Obsession in Death (In Death #40)(80)



Removed a can of Seal-It from the box, removed the gloves.

“She’d have sealed up before she came in. Hands, feet, everything. Maybe she gave the hands another backup coat, but she didn’t step in without being sealed first.”

“The cleaning service came in on the twenty-third,” Peabody said, referring to her notes. “No one came to her place that we know of until this. The sweepers didn’t find any hair, fiber, prints that weren’t the vic’s.”

“Sealed up tight. She might even have a seal cap under the hat, just to be sure. She’d have put the security back on – this program doesn’t show that, but she would’ve. No chances. And she’d have taken off the coat. Too hot, too bulky, but we don’t know what’s under it. And why take her into the bedroom?” she added as the killer deadlifted Bastwick, hefted her into a fireman’s carry.

“More comfortable?” Peabody speculated.

“Drawing it out a little, that’s what I think. There has to be some nerves, so she’s drawing it out. Curious, too. Into the bedroom, check it out. Lay her down,” Eve continued, “take a breath or two, go back for the box.”

Eve watched murder, saw the way, even stunned, the body’s heels beat a tattoo on the bed. And the eyes rolled open again, went to glass as the blood slid down the throat.

“From behind. Had to take the coat off, sure. Have to be sealed up under it. Protective clothing under it in case of blood, even the vic’s hair. You burn the protective gear later, but there’s no chance of blood or trace on the coat.”

“Medical gear, morgue gear, sweeper gear?”

“Like that. Or like painters or exterminators use. Put it on to kill, take it off. Roll it inside out or even bag it, put it back in the box. Pause program.”

The scene froze in place as Eve moved through it, circling the killer with her sketched face.

“You had this planned out for so long, every single detail. Computer, elapsed time?”

Elapsed time is twelve minutes and forty-five seconds.

“Add into elapsed time removing protective suit from box, putting it on, removing it again, bagging it, replacing it in the box.”

Average time calculated at one minute and fifty-two seconds for full protective covering.

“Recalculate with additional time, continue program.”

“We had her at twenty-seven minutes from entry to exit,” Peabody said.

“Exactly, and she’s only used about half that time. Writing the message adds to it,” Eve commented as the killer did so. “Replacing everything in the box, resealing it, replacing the coat, the gloves. A glance around to be sure you got everything, then out. With that little spring in the step.”

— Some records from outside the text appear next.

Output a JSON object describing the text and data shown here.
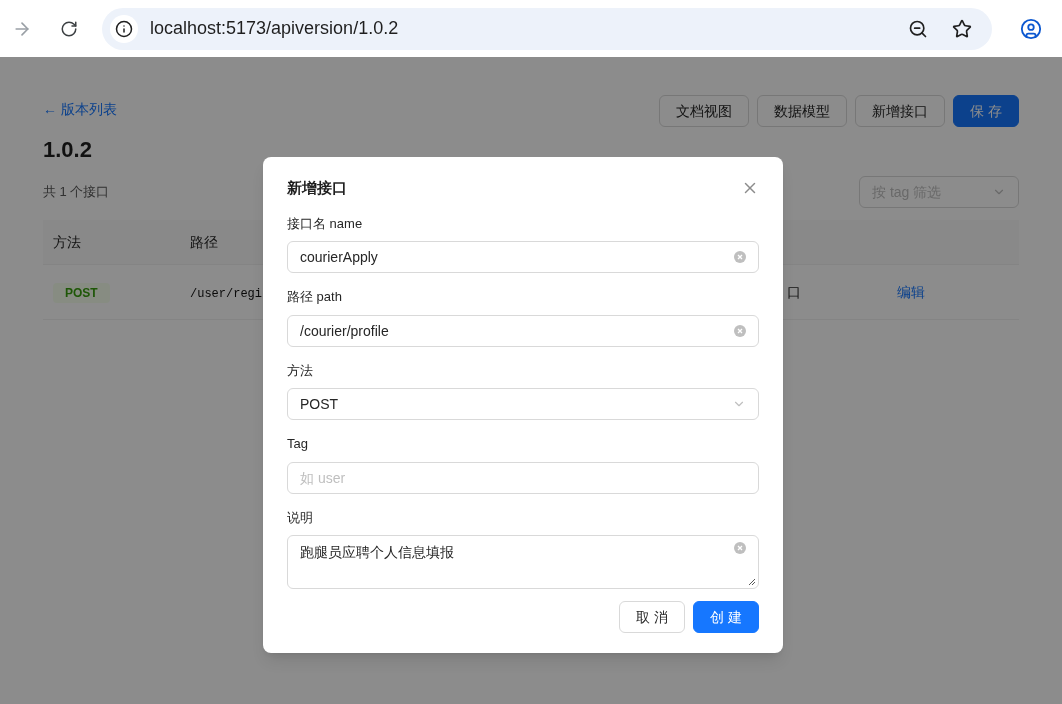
{
  "browser": {
    "url": "localhost:5173/apiversion/1.0.2"
  },
  "page": {
    "back_link": "← 版本列表",
    "title": "1.0.2",
    "count": "共 1 个接口",
    "actions": [
      {
        "label": "文档视图",
        "kind": "default"
      },
      {
        "label": "数据模型",
        "kind": "default"
      },
      {
        "label": "新增接口",
        "kind": "default"
      },
      {
        "label": "保 存",
        "kind": "primary"
      }
    ],
    "filter": {
      "placeholder": "按 tag 筛选"
    },
    "table": {
      "columns": [
        "方法",
        "路径"
      ],
      "rows": [
        {
          "method": "POST",
          "path": "/user/regi",
          "column_3": "口",
          "action": "编辑"
        }
      ]
    }
  },
  "dialog": {
    "title": "新增接口",
    "fields": [
      {
        "label": "接口名 name",
        "kind": "input",
        "value": "courierApply"
      },
      {
        "label": "路径 path",
        "kind": "input",
        "value": "/courier/profile"
      },
      {
        "label": "方法",
        "kind": "select",
        "value": "POST"
      },
      {
        "label": "Tag",
        "kind": "input",
        "placeholder": "如 user"
      },
      {
        "label": "说明",
        "kind": "textarea",
        "value": "跑腿员应聘个人信息填报"
      }
    ],
    "buttons": [
      {
        "label": "取 消",
        "kind": "default"
      },
      {
        "label": "创 建",
        "kind": "primary"
      }
    ]
  }
}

She waited, still watching the killer, until the computer announced program, first stage, end.

“Elapsed time?”

Twenty minutes, ten seconds.

“What did she do with the other seven minutes?” Peabody asked.

Insufficient data to answer.

“I’m not asking you. Maybe she took a quick tour of the place. It’s a nice place, classy. Maybe she did take a couple things nobody noticed.”

“I don’t think so. I’d say, possibly, she needed time to gather herself to do the kill, or to pull herself together after. But she’d waited so long to do this, she’s so happy when she leaves. And the writing’s rock solid.”

“Gloating?”

“No.” Once again Eve circled, studied. “That’s wasting time. She can gloat when she’s in the clear. I’m betting she had a power beam and some microgoggles in that box. She checked the bed, just in case – smoothed it all out so she could detect a stray hair. Retraced her steps from bedroom to living room, back again. That’s what she did with the time.”

“So, she’s smart, thorough, and probably anal.”

“Maybe some obsessive-compulsive thrown in. I’m betting when we get her, Mira finds a whole deep well of neuroses. Computer, begin second stage.”

No security cams here, no way to know the time the killer spent. But Eve was betting she’d spent extra combing over the dirt and debris of Ledo’s flop to be certain nothing of herself was left behind.

“More emotional this time. It’s a similar sort of kill.”

As she had in the other program, Peabody looked away when the killer took out a scalpel to remove the tongue.

“Similar?”

“She had to put her back into both. Pulling back on the wire so it cut that deep? Her arms probably trembled with the effort. Jamming the cue into Ledo? She had to push down, both hands, give it her weight. She needed to feel the kill, feel responsible for it, in control of it. But the second time she’s a little, just a little, less controlled.”

“Shouldn’t she be more? More confident?”

“But she knows how good it feels now, and that adds anticipation on a different level. Not just duty – as she sees it – but pleasure, too. Or at least satisfaction. Plus, she got my attention, but it wasn’t exactly what she wanted. She wanted approval,” Eve said as the killer wrote on the grimy wall. “And some f*cking gratitude. She’s trying to convince herself she saw all that in the media conference. That I somehow signaled that to her. But the words I said – and words matter – aren’t the right ones.”